Banks that accept deposits from cryptocurrency companies should be aware of increased liquidity risks, particularly if firms are highly interconnected with other digital asset businesses, said Michael Barr, the Federal Reserve’s vice chair of supervision, in a speech on Wednesday.
Barr said the Fed is working with the Office of the Comptroller of the Currency and the Federal Deposit Insurance Corp to highlight the risks to banks of concentrating their deposits in the crypto industry, warning that banks could experience deposit fluctuations linked to price swings in the broader crypto market.
“The recent volatility in crypto markets has demonstrated the extent of centralization and interconnectedness among crypto-asset companies, which contributes to amplified stress,” he said.
“While banks were not directly exposed to losses from these events, these episodes have highlighted potential risks for banking organizations.”
Speaking at DC Fintech Week, Barr said the banking regulators’ engagement with financial institutions on the risks of accepting deposits from crypto firms is “not intended to discourage banks from providing access” to banking services for crypto companies, but instead on making sure that any risks are appropriately mitigated.
Barr’s comments mark his first full remarks on cryptocurrency and fintech since taking the top regulatory post at the Fed in July. In the speech, Barr said regulators need to balance supporting innovation while providing guardrails that protect consumers and guard against systemic risks.
Barr also warned that crypto companies making misrepresentations about deposit insurance can confuse customers, and may lead to increased withdrawals at crypto-aligned banks that provide such services during periods of heightened stress.
Those comments follow action the FDIC took in August in which it ordered crypto exchange FTX, along with several other crypto firms, to halt what it called “false and misleading” claims an FTX official had made about whether funds at the company are insured by the government.

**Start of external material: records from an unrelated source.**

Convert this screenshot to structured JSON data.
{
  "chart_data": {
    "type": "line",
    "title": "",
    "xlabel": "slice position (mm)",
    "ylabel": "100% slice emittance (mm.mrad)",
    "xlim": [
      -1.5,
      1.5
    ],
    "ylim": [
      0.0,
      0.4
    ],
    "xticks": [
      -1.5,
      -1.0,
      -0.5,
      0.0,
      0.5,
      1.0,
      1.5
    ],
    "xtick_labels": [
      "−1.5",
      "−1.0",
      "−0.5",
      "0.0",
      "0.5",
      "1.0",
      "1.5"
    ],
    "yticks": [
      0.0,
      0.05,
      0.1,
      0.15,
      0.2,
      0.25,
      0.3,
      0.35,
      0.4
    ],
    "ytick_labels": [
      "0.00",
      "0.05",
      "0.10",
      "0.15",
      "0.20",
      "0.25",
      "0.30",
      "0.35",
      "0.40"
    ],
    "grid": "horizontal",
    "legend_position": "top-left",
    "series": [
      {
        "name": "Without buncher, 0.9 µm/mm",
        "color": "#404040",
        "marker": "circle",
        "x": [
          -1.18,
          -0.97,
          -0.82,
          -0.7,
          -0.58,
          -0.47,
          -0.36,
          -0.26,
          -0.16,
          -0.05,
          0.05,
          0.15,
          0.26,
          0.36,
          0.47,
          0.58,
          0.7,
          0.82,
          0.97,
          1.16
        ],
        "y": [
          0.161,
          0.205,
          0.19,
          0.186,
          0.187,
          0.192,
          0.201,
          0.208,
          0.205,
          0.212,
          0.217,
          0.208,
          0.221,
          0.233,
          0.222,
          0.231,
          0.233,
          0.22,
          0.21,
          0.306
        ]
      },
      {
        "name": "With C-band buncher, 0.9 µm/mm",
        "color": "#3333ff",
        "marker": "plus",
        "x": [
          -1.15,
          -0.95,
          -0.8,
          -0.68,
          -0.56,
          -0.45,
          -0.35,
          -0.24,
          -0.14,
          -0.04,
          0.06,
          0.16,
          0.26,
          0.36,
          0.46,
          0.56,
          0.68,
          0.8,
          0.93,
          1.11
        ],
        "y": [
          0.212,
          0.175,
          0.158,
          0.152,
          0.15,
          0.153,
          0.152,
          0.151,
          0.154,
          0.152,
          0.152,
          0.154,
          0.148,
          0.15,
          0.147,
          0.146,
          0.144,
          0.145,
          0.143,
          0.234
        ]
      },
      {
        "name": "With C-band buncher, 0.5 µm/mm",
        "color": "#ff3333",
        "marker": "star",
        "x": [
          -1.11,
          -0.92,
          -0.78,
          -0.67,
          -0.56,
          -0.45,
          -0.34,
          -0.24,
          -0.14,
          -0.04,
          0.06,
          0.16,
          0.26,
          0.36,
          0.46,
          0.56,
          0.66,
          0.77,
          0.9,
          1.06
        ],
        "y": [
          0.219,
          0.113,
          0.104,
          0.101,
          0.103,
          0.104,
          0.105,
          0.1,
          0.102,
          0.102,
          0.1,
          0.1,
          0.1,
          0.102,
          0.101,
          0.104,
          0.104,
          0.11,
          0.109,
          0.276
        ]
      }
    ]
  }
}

Blockchain.com, a cryptocurrency exchange backed by investors including Lightspeed Venture Partners, said on Wednesday it had received approval from Singapore’s central bank to offer payment services in the city-state.
The announcement came a day after crypto giant, Coinbase, said it had also received the same approval. This brings the number of crypto companies allowed to operate in Singapore to 18, out of the roughly 180 firms who have applied for a crypto payments licence as of January this year.

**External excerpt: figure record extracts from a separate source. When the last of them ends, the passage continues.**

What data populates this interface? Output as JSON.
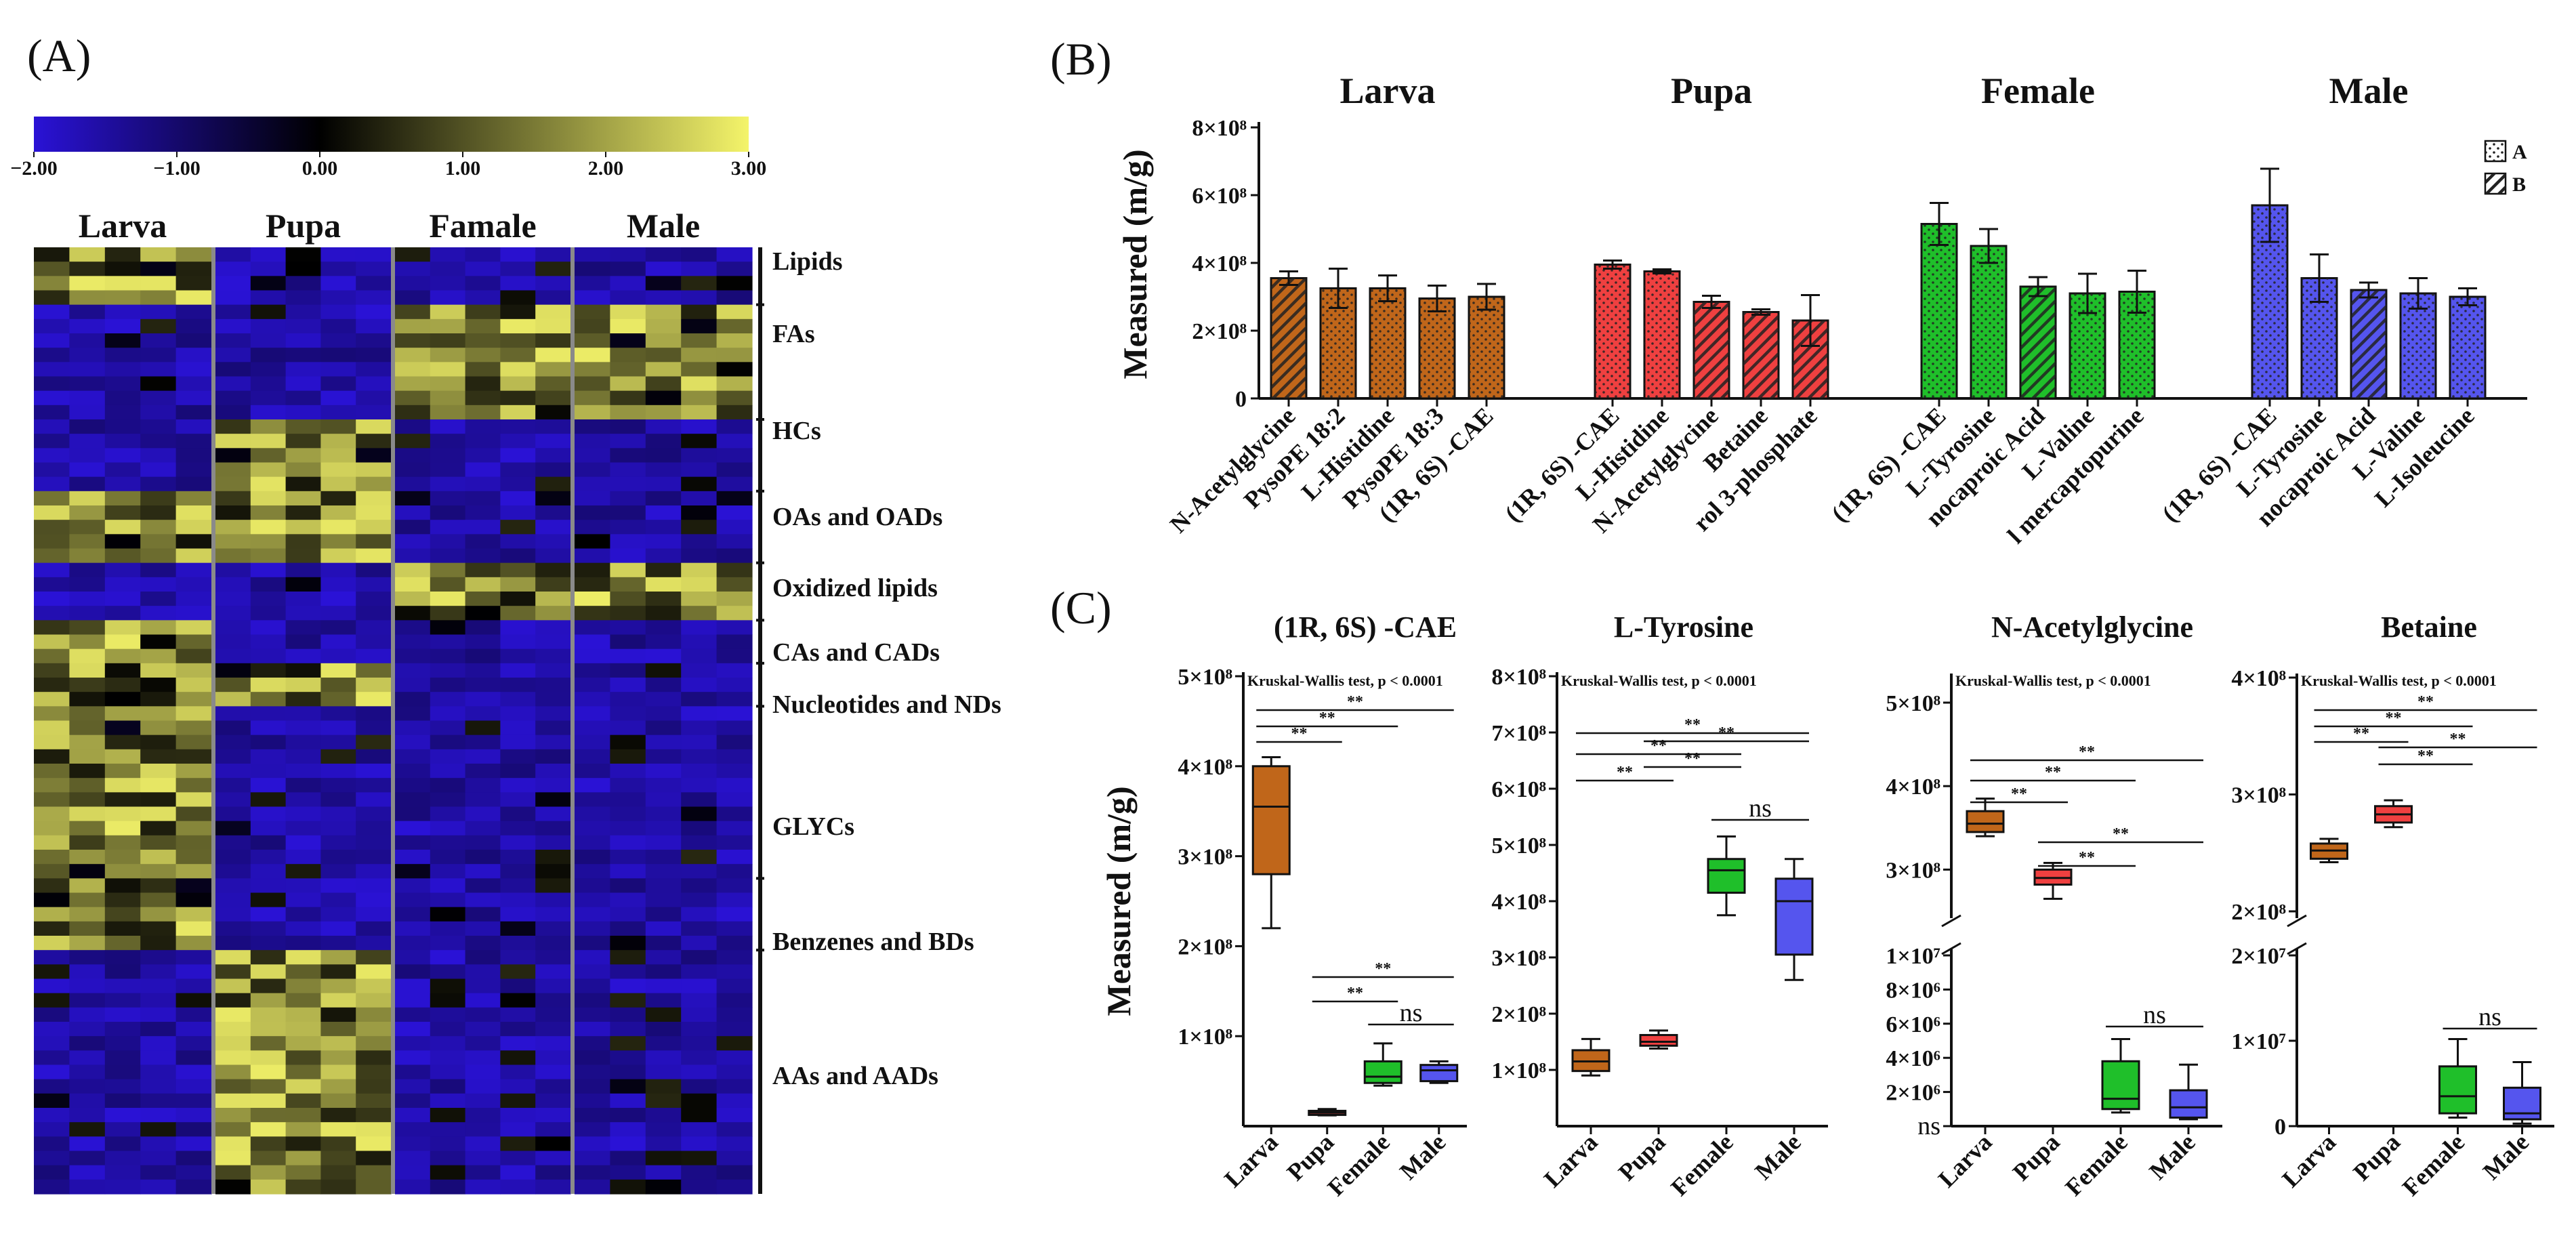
{
  "panels": {
    "a": "(A)",
    "b": "(B)",
    "c": "(C)"
  },
  "heatmap": {
    "colorbar_ticks": [
      "−2.00",
      "−1.00",
      "0.00",
      "1.00",
      "2.00",
      "3.00"
    ],
    "colorbar_range": [
      -2,
      3
    ],
    "colors": {
      "low": "#2a12d6",
      "mid": "#000000",
      "high": "#f4f46a"
    },
    "columns": [
      "Larva",
      "Pupa",
      "Famale",
      "Male"
    ],
    "row_groups": [
      "Lipids",
      "FAs",
      "HCs",
      "OAs and OADs",
      "Oxidized lipids",
      "CAs and CADs",
      "Nucleotides and NDs",
      "GLYCs",
      "Benzenes and BDs",
      "AAs and AADs"
    ]
  },
  "chart_data": [
    {
      "type": "bar",
      "ylabel": "Measured (m/g)",
      "yticks": [
        "0",
        "2×10⁸",
        "4×10⁸",
        "6×10⁸",
        "8×10⁸"
      ],
      "ylim": [
        0,
        800000000
      ],
      "legend": [
        "A",
        "B"
      ],
      "legend_position": "top-right",
      "groups": [
        {
          "name": "Larva",
          "color": "#c0661a",
          "categories": [
            "N-Acetylglycine",
            "PysoPE 18:2",
            "L-Histidine",
            "PysoPE 18:3",
            "(1R, 6S) -CAE"
          ],
          "values": [
            355000000,
            325000000,
            325000000,
            295000000,
            300000000
          ],
          "errors": [
            20000000,
            58000000,
            38000000,
            38000000,
            38000000
          ],
          "pattern": [
            "B",
            "A",
            "A",
            "A",
            "A"
          ]
        },
        {
          "name": "Pupa",
          "color": "#ef4040",
          "categories": [
            "(1R, 6S) -CAE",
            "L-Histidine",
            "N-Acetylglycine",
            "Betaine",
            "rol 3-phosphate"
          ],
          "values": [
            395000000,
            375000000,
            285000000,
            255000000,
            230000000
          ],
          "errors": [
            12000000,
            6000000,
            18000000,
            8000000,
            75000000
          ],
          "pattern": [
            "A",
            "A",
            "B",
            "B",
            "B"
          ]
        },
        {
          "name": "Female",
          "color": "#1fbf2a",
          "categories": [
            "(1R, 6S) -CAE",
            "L-Tyrosine",
            "nocaproic Acid",
            "L-Valine",
            "l mercaptopurine"
          ],
          "values": [
            515000000,
            450000000,
            330000000,
            310000000,
            315000000
          ],
          "errors": [
            62000000,
            50000000,
            28000000,
            58000000,
            62000000
          ],
          "pattern": [
            "A",
            "A",
            "B",
            "A",
            "A"
          ]
        },
        {
          "name": "Male",
          "color": "#5555ee",
          "categories": [
            "(1R, 6S) -CAE",
            "L-Tyrosine",
            "nocaproic Acid",
            "L-Valine",
            "L-Isoleucine"
          ],
          "values": [
            570000000,
            355000000,
            320000000,
            310000000,
            300000000
          ],
          "errors": [
            108000000,
            70000000,
            22000000,
            45000000,
            25000000
          ],
          "pattern": [
            "A",
            "A",
            "B",
            "A",
            "A"
          ]
        }
      ]
    },
    {
      "type": "box",
      "title": "(1R, 6S) -CAE",
      "ylabel": "Measured (m/g)",
      "stat_text": "Kruskal-Wallis test, p < 0.0001",
      "categories": [
        "Larva",
        "Pupa",
        "Female",
        "Male"
      ],
      "yticks": [
        "1×10⁸",
        "2×10⁸",
        "3×10⁸",
        "4×10⁸",
        "5×10⁸"
      ],
      "ylim": [
        0,
        500000000
      ],
      "boxes": [
        {
          "min": 220000000,
          "q1": 280000000,
          "median": 355000000,
          "q3": 400000000,
          "max": 410000000
        },
        {
          "min": 12000000,
          "q1": 13000000,
          "median": 15000000,
          "q3": 17000000,
          "max": 19000000
        },
        {
          "min": 45000000,
          "q1": 48000000,
          "median": 55000000,
          "q3": 72000000,
          "max": 92000000
        },
        {
          "min": 48000000,
          "q1": 50000000,
          "median": 62000000,
          "q3": 68000000,
          "max": 72000000
        }
      ],
      "significance": [
        "**",
        "**",
        "**",
        "**",
        "**",
        "ns"
      ]
    },
    {
      "type": "box",
      "title": "L-Tyrosine",
      "stat_text": "Kruskal-Wallis test, p < 0.0001",
      "categories": [
        "Larva",
        "Pupa",
        "Female",
        "Male"
      ],
      "yticks": [
        "1×10⁸",
        "2×10⁸",
        "3×10⁸",
        "4×10⁸",
        "5×10⁸",
        "6×10⁸",
        "7×10⁸",
        "8×10⁸"
      ],
      "ylim": [
        0,
        800000000
      ],
      "boxes": [
        {
          "min": 90000000,
          "q1": 98000000,
          "median": 115000000,
          "q3": 135000000,
          "max": 155000000
        },
        {
          "min": 138000000,
          "q1": 143000000,
          "median": 150000000,
          "q3": 162000000,
          "max": 170000000
        },
        {
          "min": 375000000,
          "q1": 415000000,
          "median": 455000000,
          "q3": 475000000,
          "max": 515000000
        },
        {
          "min": 260000000,
          "q1": 305000000,
          "median": 400000000,
          "q3": 440000000,
          "max": 475000000
        }
      ],
      "significance": [
        "**",
        "**",
        "**",
        "**",
        "**",
        "ns"
      ]
    },
    {
      "type": "box",
      "title": "N-Acetylglycine",
      "stat_text": "Kruskal-Wallis test, p < 0.0001",
      "categories": [
        "Larva",
        "Pupa",
        "Female",
        "Male"
      ],
      "yticks_upper": [
        "3×10⁸",
        "4×10⁸",
        "5×10⁸"
      ],
      "ylim_upper": [
        250000000,
        530000000
      ],
      "yticks_lower": [
        "ns",
        "2×10⁶",
        "4×10⁶",
        "6×10⁶",
        "8×10⁶",
        "1×10⁷"
      ],
      "ylim_lower": [
        0,
        10000000
      ],
      "boxes": [
        {
          "min": 340000000,
          "q1": 345000000,
          "median": 355000000,
          "q3": 370000000,
          "max": 385000000,
          "segment": "upper"
        },
        {
          "min": 265000000,
          "q1": 282000000,
          "median": 290000000,
          "q3": 300000000,
          "max": 308000000,
          "segment": "upper"
        },
        {
          "min": 800000,
          "q1": 1000000,
          "median": 1600000,
          "q3": 3800000,
          "max": 5100000,
          "segment": "lower"
        },
        {
          "min": 400000,
          "q1": 500000,
          "median": 1100000,
          "q3": 2100000,
          "max": 3600000,
          "segment": "lower"
        }
      ],
      "significance": [
        "**",
        "**",
        "**",
        "**",
        "**",
        "ns"
      ]
    },
    {
      "type": "box",
      "title": "Betaine",
      "stat_text": "Kruskal-Wallis test, p < 0.0001",
      "categories": [
        "Larva",
        "Pupa",
        "Female",
        "Male"
      ],
      "yticks_upper": [
        "2×10⁸",
        "3×10⁸",
        "4×10⁸"
      ],
      "ylim_upper": [
        200000000,
        400000000
      ],
      "yticks_lower": [
        "0",
        "1×10⁷",
        "2×10⁷"
      ],
      "ylim_lower": [
        0,
        20000000
      ],
      "boxes": [
        {
          "min": 242000000,
          "q1": 245000000,
          "median": 252000000,
          "q3": 258000000,
          "max": 262000000,
          "segment": "upper"
        },
        {
          "min": 272000000,
          "q1": 276000000,
          "median": 283000000,
          "q3": 290000000,
          "max": 295000000,
          "segment": "upper"
        },
        {
          "min": 1000000,
          "q1": 1500000,
          "median": 3500000,
          "q3": 7000000,
          "max": 10200000,
          "segment": "lower"
        },
        {
          "min": 300000,
          "q1": 800000,
          "median": 1500000,
          "q3": 4500000,
          "max": 7500000,
          "segment": "lower"
        }
      ],
      "significance": [
        "**",
        "**",
        "**",
        "**",
        "**",
        "ns"
      ]
    }
  ]
}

Blockchain.com, which was valued at $14 billion in March, said in a statement that it views Singapore as an attractive location to grow its institutional customers and team. Half of its business comes from institutions and its retail business has 84 million wallet holders from 200 countries, it said.
Singapore’s welcoming approach has helped the financial hub attract digital asset services-related firms from China, India and elsewhere in the last few years, making it a major centre in Asia.
However, crypto players have seen the value of their holdings drop after this year’s collapse of crypto fund Three Arrows Capital and cryptocurrencies Luna and TerraUSD, as well as a steady stream of cyber robberies.